The legitimacy of elections that only take into account IDPs resident in these 3 states is questionable, as IDPs have relocated to several others e.g. Kano, Kaduna, Bauchi and Abuja. With figures of between 868,235 according to the National Emergency Management Agency (NEMA)  and 1.5 million (bandied around by other stakeholders) the question is how many of these can be captured with INEC limiting participation to the IDPs resident in the 3 insurgency states.

The recently held Yobe State Peoples Democratic Party governorship primaries, which took place in Abuja, generated much outcry over legitimacy – based on the provision of the party’s constitution that stipulates primaries must be held in the state capital. How elections held in or outside the IDP camps will be received by the political gladiators in PDP and APC is also something to watch. However, all relevant stakeholders were duly consulted by INEC during its recent meeting to unveil the modalities on how IDPS shall participate in these elections, but the silence from the main actors leaves much to be desired.

The 1999 constitution, as amended in section 179, provides that to be declared a winner of the presidential office, you must score a majority of the total votes cast at the election and 25 percent of total votes cast in 2/3 of the states, ie 24 of the 36 states of the federation plus FCT, Abuja. The same provision applies for the governorship election as provided in section 134 of constitution, albeit in this instance it applies to local governments. How will these constitutional provisions be interpreted? Will the 25 percent of the 2/3 requirements of votes cast in either states or local governments in relevant instances be inclusive or exclusive of the states/local governments under occupation?

What constituencies will the lawmakers representing both federal and state constituencies  under Boko Haram control represent? Will the new constituency they represent be the people in IDP camps?
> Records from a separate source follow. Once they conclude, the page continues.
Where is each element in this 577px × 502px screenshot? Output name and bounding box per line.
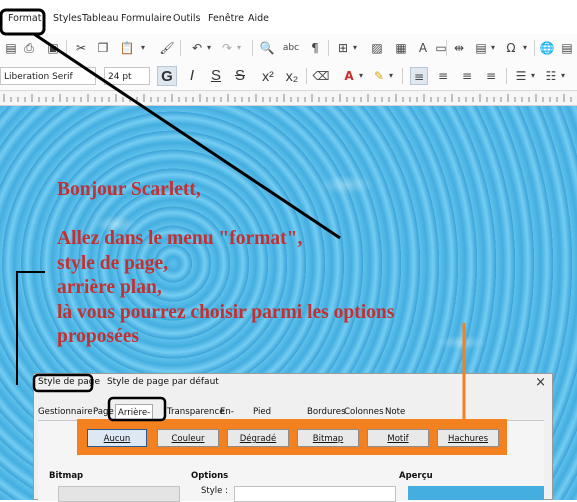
font-color-dropdown-icon[interactable]: ▾: [356, 67, 366, 85]
doc-line: style de page,: [57, 252, 169, 274]
horizontal-ruler[interactable]: [0, 91, 577, 106]
aucun-button[interactable]: Aucun: [87, 429, 147, 447]
align-center-icon[interactable]: ≡: [434, 67, 452, 85]
doc-line: arrière plan,: [57, 277, 162, 298]
options-section-label: Options: [191, 471, 229, 481]
menu-fenetre[interactable]: Fenêtre: [208, 13, 244, 24]
menu-format[interactable]: Format: [8, 13, 41, 24]
tab-transparence[interactable]: Transparence: [167, 404, 225, 420]
tab-gestionnaire[interactable]: Gestionnaire: [38, 404, 93, 420]
menu-tableau[interactable]: Tableau: [82, 13, 118, 24]
paste-icon[interactable]: 📋: [118, 39, 136, 57]
footnote-icon[interactable]: ▤: [558, 39, 576, 57]
tab-colonnes[interactable]: Colonnes: [344, 404, 384, 420]
standard-toolbar: ▤ ⎙ ▣ ✂ ❐ 📋 ▾ 🖌 ↶ ▾ ↷ ▾ 🔍 abc ¶ ⊞ ▾ ▨ ▦ …: [0, 34, 577, 63]
menu-outils[interactable]: Outils: [173, 13, 200, 24]
paste-dropdown-icon[interactable]: ▾: [138, 39, 148, 57]
menu-bar: Format Styles Tableau Formulaire Outils …: [0, 8, 577, 32]
spelling-icon[interactable]: abc: [282, 39, 300, 57]
options-highlight: Aucun Couleur Dégradé Bitmap Motif Hachu…: [77, 419, 507, 455]
tab-bordures[interactable]: Bordures: [307, 404, 346, 420]
toolbar-separator: [446, 40, 447, 56]
toolbar-separator: [306, 68, 307, 84]
bold-button[interactable]: G: [157, 66, 177, 86]
clone-formatting-icon[interactable]: 🖌: [158, 39, 176, 57]
page-style-dialog: Style de page Style de page par défaut ×…: [33, 373, 553, 502]
formatting-marks-icon[interactable]: ¶: [306, 39, 324, 57]
special-char-dropdown-icon[interactable]: ▾: [520, 39, 530, 57]
menu-styles[interactable]: Styles: [53, 13, 82, 24]
special-character-icon[interactable]: Ω: [502, 39, 520, 57]
doc-line: Allez dans le menu "format",: [57, 228, 303, 249]
strikethrough-button[interactable]: S: [230, 66, 250, 86]
degrade-button[interactable]: Dégradé: [227, 429, 289, 447]
bitmap-section-label: Bitmap: [49, 471, 84, 481]
print-preview-icon[interactable]: ▣: [44, 39, 62, 57]
apercu-section-label: Aperçu: [399, 471, 433, 481]
document-text[interactable]: Bonjour Scarlett, Allez dans le menu "fo…: [57, 178, 394, 350]
degrade-label: Dégradé: [239, 434, 277, 444]
toolbar-separator: [180, 40, 181, 56]
menu-aide[interactable]: Aide: [248, 13, 269, 24]
insert-chart-icon[interactable]: ▦: [392, 39, 410, 57]
align-right-icon[interactable]: ≡: [458, 67, 476, 85]
hachures-button[interactable]: Hachures: [437, 429, 499, 447]
insert-special-icon[interactable]: ▭: [432, 39, 450, 57]
numbered-dropdown-icon[interactable]: ▾: [558, 67, 568, 85]
tab-arriere-plan[interactable]: Arrière-plan: [115, 404, 154, 434]
insert-textbox-icon[interactable]: A: [414, 39, 432, 57]
doc-line: [57, 203, 394, 228]
superscript-button[interactable]: x²: [258, 66, 278, 86]
subscript-button[interactable]: x₂: [282, 66, 302, 86]
motif-button[interactable]: Motif: [367, 429, 429, 447]
dialog-title-value: Style de page par défaut: [106, 377, 219, 387]
ruler-ticks: [3, 94, 572, 102]
hyperlink-icon[interactable]: 🌐: [538, 39, 556, 57]
preview-box: [408, 486, 544, 500]
align-left-icon[interactable]: ≡: [410, 67, 428, 85]
doc-line: Bonjour Scarlett,: [57, 179, 201, 200]
bullet-dropdown-icon[interactable]: ▾: [528, 67, 538, 85]
redo-dropdown-icon[interactable]: ▾: [234, 39, 244, 57]
style-label: Style :: [201, 486, 228, 496]
menu-formulaire[interactable]: Formulaire: [121, 13, 172, 24]
justify-icon[interactable]: ≡: [482, 67, 500, 85]
toolbar-separator: [328, 40, 329, 56]
couleur-button[interactable]: Couleur: [157, 429, 219, 447]
hachures-label: Hachures: [447, 434, 488, 444]
dialog-title: Style de page Style de page par défaut: [38, 377, 219, 387]
field-dropdown-icon[interactable]: ▾: [488, 39, 498, 57]
font-name-combo[interactable]: Liberation Serif: [0, 67, 96, 85]
formatting-toolbar: Liberation Serif 24 pt G I S S x² x₂ ⌫ A…: [0, 62, 577, 91]
clear-formatting-icon[interactable]: ⌫: [312, 67, 330, 85]
undo-dropdown-icon[interactable]: ▾: [204, 39, 214, 57]
dialog-title-label: Style de page: [38, 377, 101, 387]
underline-button[interactable]: S: [206, 66, 226, 86]
close-icon[interactable]: ×: [535, 375, 546, 390]
highlight-dropdown-icon[interactable]: ▾: [386, 67, 396, 85]
find-replace-icon[interactable]: 🔍: [258, 39, 276, 57]
toolbar-separator: [252, 40, 253, 56]
toolbar-separator: [534, 40, 535, 56]
bitmap-button[interactable]: Bitmap: [297, 429, 359, 447]
bitmap-label: Bitmap: [312, 434, 344, 444]
doc-line: là vous pourrez choisir parmi les option…: [57, 301, 395, 323]
couleur-label: Couleur: [171, 434, 205, 444]
print-icon[interactable]: ⎙: [20, 39, 38, 57]
table-dropdown-icon[interactable]: ▾: [350, 39, 360, 57]
toolbar-separator: [402, 68, 403, 84]
toolbar-separator: [66, 40, 67, 56]
tab-page[interactable]: Page: [93, 404, 114, 420]
insert-image-icon[interactable]: ▨: [368, 39, 386, 57]
motif-label: Motif: [387, 434, 409, 444]
font-size-combo[interactable]: 24 pt: [104, 67, 150, 85]
italic-button[interactable]: I: [182, 66, 202, 86]
doc-line: proposées: [57, 326, 139, 347]
aucun-label: Aucun: [103, 434, 131, 444]
export-pdf-icon[interactable]: ▤: [2, 39, 20, 57]
toolbar-separator: [506, 68, 507, 84]
copy-icon[interactable]: ❐: [94, 39, 112, 57]
cut-icon[interactable]: ✂: [72, 39, 90, 57]
page-break-icon[interactable]: ⇹: [450, 39, 468, 57]
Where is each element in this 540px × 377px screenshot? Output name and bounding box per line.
What is obvious is the 1999 constitution as amended does not envisage the quagmire we are presently in, while the graveyard silence by the political gladiators provides cause for concern in elections as closely run as these.

What is becoming obvious is that lots of issues in this elections will be determined by the courts; how will play out in a country where the doctrine of separation of power is generally unclear, nor is confidence duly reposed in any arm of government?

And finally…

Judicial Staff Union of Nigeria (JUSUN) has been on strike since the beginning of the year; as a result all pre-electoral matters before the courts could not be determined. I am happy to report that JSUN federal staff have now called off their strike, but it remains ongoing in the State courts. If the strike issue is not resolved before the elections, the implications are better left  unimagined.



Idayat Hassan is the Director of The Centre for Democracy and Development in Abuja.